As I carry out a lot of repairs on C.B. and audio equipment, I need a variable power supply with very good current limiting and protection. The circuit I designed for this purpose is shown in the diagram below. This power unit will deliver a current from zero to about 4.25A at a voltage from zero to about 23V. With the component values shown, the short circuit protection is 400 mA, but it can be set below this figure; for instance, an LED can be connected directly to the power supply and the current adjusted to light it without destroying it. The unit is not difficult to build, and in my opinion it outperforms many commercial power supplies. Mine has been in use for more than a year, and has given no trouble at all in that time.

Adjustable Power Supply Circuit Diagram

The first op-amp (IC1) acts as a comparator, comparing the voltage drop across R10 with that set by the wiper of VR1, derived from the Zener diodes ZD1 and ZD2. Two diodes are used in series instead of a single one because Zener diodes below 5V have a negative temperature coefficient. ZD2 has a positive temperature coefficient, so the two tend to cancel out and the reference voltage is more stable. The current available from the unit can be increased or decreased by adjusting VR1.

The output from IC1 is applied to VR2, and because it is constantly reacting to variations in the current through R10, ZD3 is placed in the circuit to provide a reference voltage for VR2. The second op-amp (IC2) compares the voltage at the junction of R14 and R15 with the voltage set by the wiper of VR2, and by varying this setting the output voltage can be increased or decreased.

Diodes Dl and D2 together with R5 provide "foldback" current limiting and in the event of a short circuit the current output is limited to about 400mA. If the output is short circuited, the voltage at the non-inverting input of IC2 would fall almost to zero and this would limit the base drive to Tr2. If the current through R10 rises to a point at which the voltage across it is about 70% of the reference voltage applied to the non-inverting input of IC1, the output of IC1 will swing below the voltage at the junction of R3 and R4. Dl then conducts through R5 and IC1; this reduces the reference voltage on its non-inverting input which in turn takes the output more negative until it is at ground potential, the circuit is stabilised and practically no current flows through R10.

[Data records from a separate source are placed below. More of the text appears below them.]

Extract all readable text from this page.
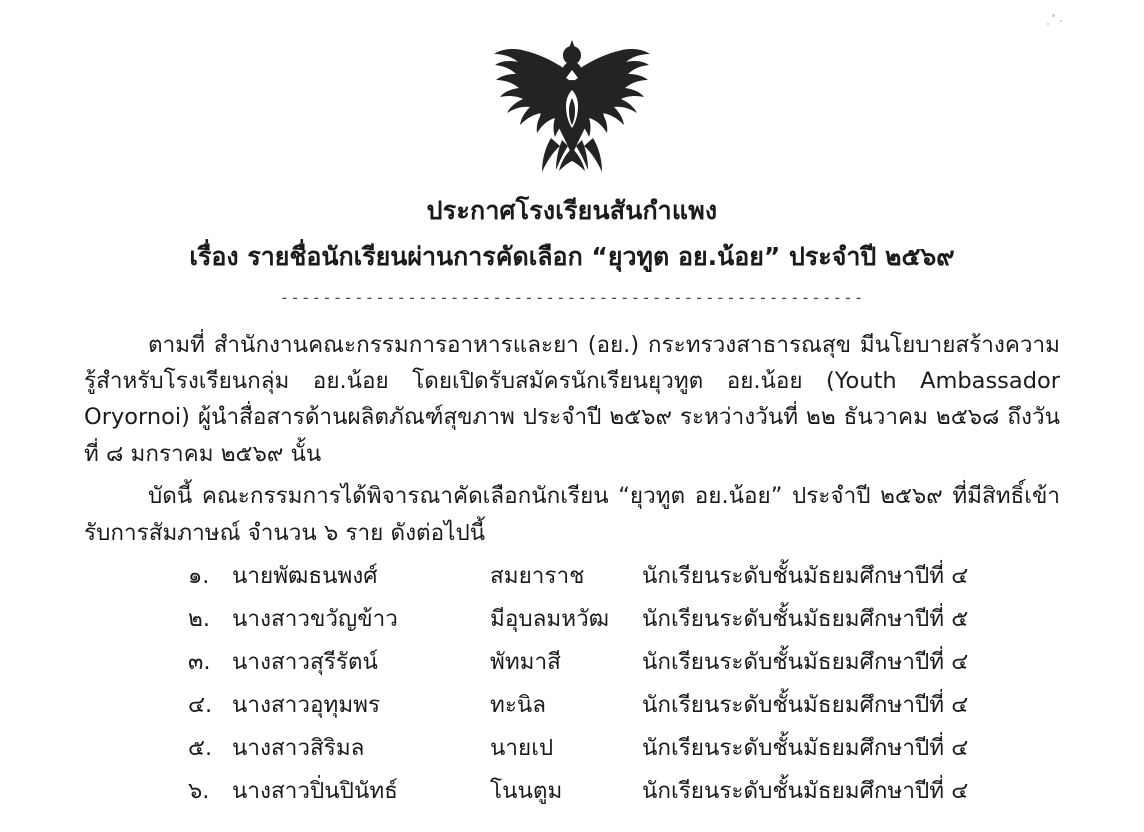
ประกาศโรงเรียนสันกำแพง
เรื่อง รายชื่อนักเรียนผ่านการคัดเลือก “ยุวทูต อย.น้อย” ประจำปี ๒๕๖๙
-------------------------------------------------------

ตามที่ สำนักงานคณะกรรมการอาหารและยา (อย.) กระทรวงสาธารณสุข มีนโยบายสร้างความรู้สำหรับโรงเรียนกลุ่ม อย.น้อย โดยเปิดรับสมัครนักเรียนยุวทูต อย.น้อย (Youth Ambassador Oryornoi) ผู้นำสื่อสารด้านผลิตภัณฑ์สุขภาพ ประจำปี ๒๕๖๙ ระหว่างวันที่ ๒๒ ธันวาคม ๒๕๖๘ ถึงวันที่ ๘ มกราคม ๒๕๖๙ นั้น

บัดนี้ คณะกรรมการได้พิจารณาคัดเลือกนักเรียน “ยุวทูต อย.น้อย” ประจำปี ๒๕๖๙ ที่มีสิทธิ์เข้ารับการสัมภาษณ์ จำนวน ๖ ราย ดังต่อไปนี้

๑.	นายพัฒธนพงศ์	สมยาราช	นักเรียนระดับชั้นมัธยมศึกษาปีที่ ๔
๒. นางสาวขวัญข้าว	มีอุบลมหวัฒ	นักเรียนระดับชั้นมัธยมศึกษาปีที่ ๕
๓. นางสาวสุรีรัตน์	พัทมาสี	นักเรียนระดับชั้นมัธยมศึกษาปีที่ ๔
๔. นางสาวอุทุมพร	ทะนิล	นักเรียนระดับชั้นมัธยมศึกษาปีที่ ๔
๕. นางสาวสิริมล	นายเป	นักเรียนระดับชั้นมัธยมศึกษาปีที่ ๔
๖.	นางสาวปิ่นปินัทธ์	โนนตูม	นักเรียนระดับชั้นมัธยมศึกษาปีที่ ๔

If a large load were applied to the output, a very large current would flow through Tr2 and R10, which would burn out Tr2 if not quickly checked. If, for example, the voltage at the slider of VR2 was 1OV, the voltage across C4 would be equal to this. If a large current was flowing, IC2 would try to reduce the base drive to Tr2; it would also try to discharge C4, but could only do this through VR2, R7 and R9. This would take too long, and Tr2 would be destroyed. The presence of D2 allows C4 to discharge rapidly, so reducing the time for IC2 to shut down.

Trl should have a gain of at least 250. A BC182LB was used in the circuit, but any equivalent transistor of similar gain could be used. Tr2 must be a high power Darlington, preferably a T03 type mounted on an adequate heat sink. Either MJ1001 or MJ3001 would be suitable.